A currency plummet of the sort seen by the Egyptian Pound has led to this being reported by Arab News.

Inflation reached almost 30 percent in January, up 5 percent over the previous month, driven by the floatation of the Egyptian pound and slashing of fuel subsidies enacted by President Abdel-Fattah El-Sisi in November.

Ouch although of course central bankers will say “move along now……nothing to see here” after observing that the major drivers are what they call non-core.

Food and drinks have seen some of the largest increases, costing nearly 40 percent more since the floatation, figures from the statistics agency show. Some meat prices have leaped nearly 50 percent.

Comment

There is much to consider here and inflation is indeed back in the style of Arnold Schwarzenegger. However some care is needed as it will be driven at first by the oil price and the annual effect of that will fade as 2017 progresses. What I mean by that is that if we look back to 2016 the price of Brent Crude oil fell below US $30 per barrel in mid-January and then rose so if the oil price remains around here then its inflationary impact will fade.

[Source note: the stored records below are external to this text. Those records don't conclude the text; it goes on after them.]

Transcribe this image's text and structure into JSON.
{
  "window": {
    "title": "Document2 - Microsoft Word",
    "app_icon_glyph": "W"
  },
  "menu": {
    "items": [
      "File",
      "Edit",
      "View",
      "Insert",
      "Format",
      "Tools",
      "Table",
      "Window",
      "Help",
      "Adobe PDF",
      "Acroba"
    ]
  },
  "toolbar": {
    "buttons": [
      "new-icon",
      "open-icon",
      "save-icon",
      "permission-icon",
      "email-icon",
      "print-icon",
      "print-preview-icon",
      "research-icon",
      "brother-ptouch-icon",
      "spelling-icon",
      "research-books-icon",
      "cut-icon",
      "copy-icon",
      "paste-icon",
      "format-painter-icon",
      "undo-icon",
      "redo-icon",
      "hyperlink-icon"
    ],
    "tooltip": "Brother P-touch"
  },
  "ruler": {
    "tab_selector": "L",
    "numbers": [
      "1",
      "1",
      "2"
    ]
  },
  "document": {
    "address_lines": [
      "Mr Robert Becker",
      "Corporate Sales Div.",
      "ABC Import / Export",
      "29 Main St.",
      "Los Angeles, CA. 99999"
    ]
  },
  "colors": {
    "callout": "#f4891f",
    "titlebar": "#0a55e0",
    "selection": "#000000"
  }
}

However even a burst of moderate inflation will pose problems as we look at real wages and real returns for savers. If we look at the Euro area with its -0.4% official ECB deposit rate and wide range of negative bond yields there is an obvious crunch coming. It poses a particular problem for those rushing to buy the German 2 year bond as with a yield of 0.94% then they are facing a real loss of around 5/6% if it is held to maturity. You must be pretty desperate and/or afraid to do that don’t you think?

Meanwhile so far Japan seems immune to this, of course there will eventually be an impact but it is a reminder of how different it really is from us.

UK National Statistician John Pullinger

Thank you to John and to the Royal Statistical Society for his speech on Friday on the planned changes to UK inflation measurement next month. Sadly it looks as if he intends to continue with the use of alternative facts in inflation measurement by the use of rents to measure owner-occupied housing costs. These rents have to be imputed because they do not actually  exist as opposed to house prices and mortgage costs which not only exist in the real world but are also widely understood.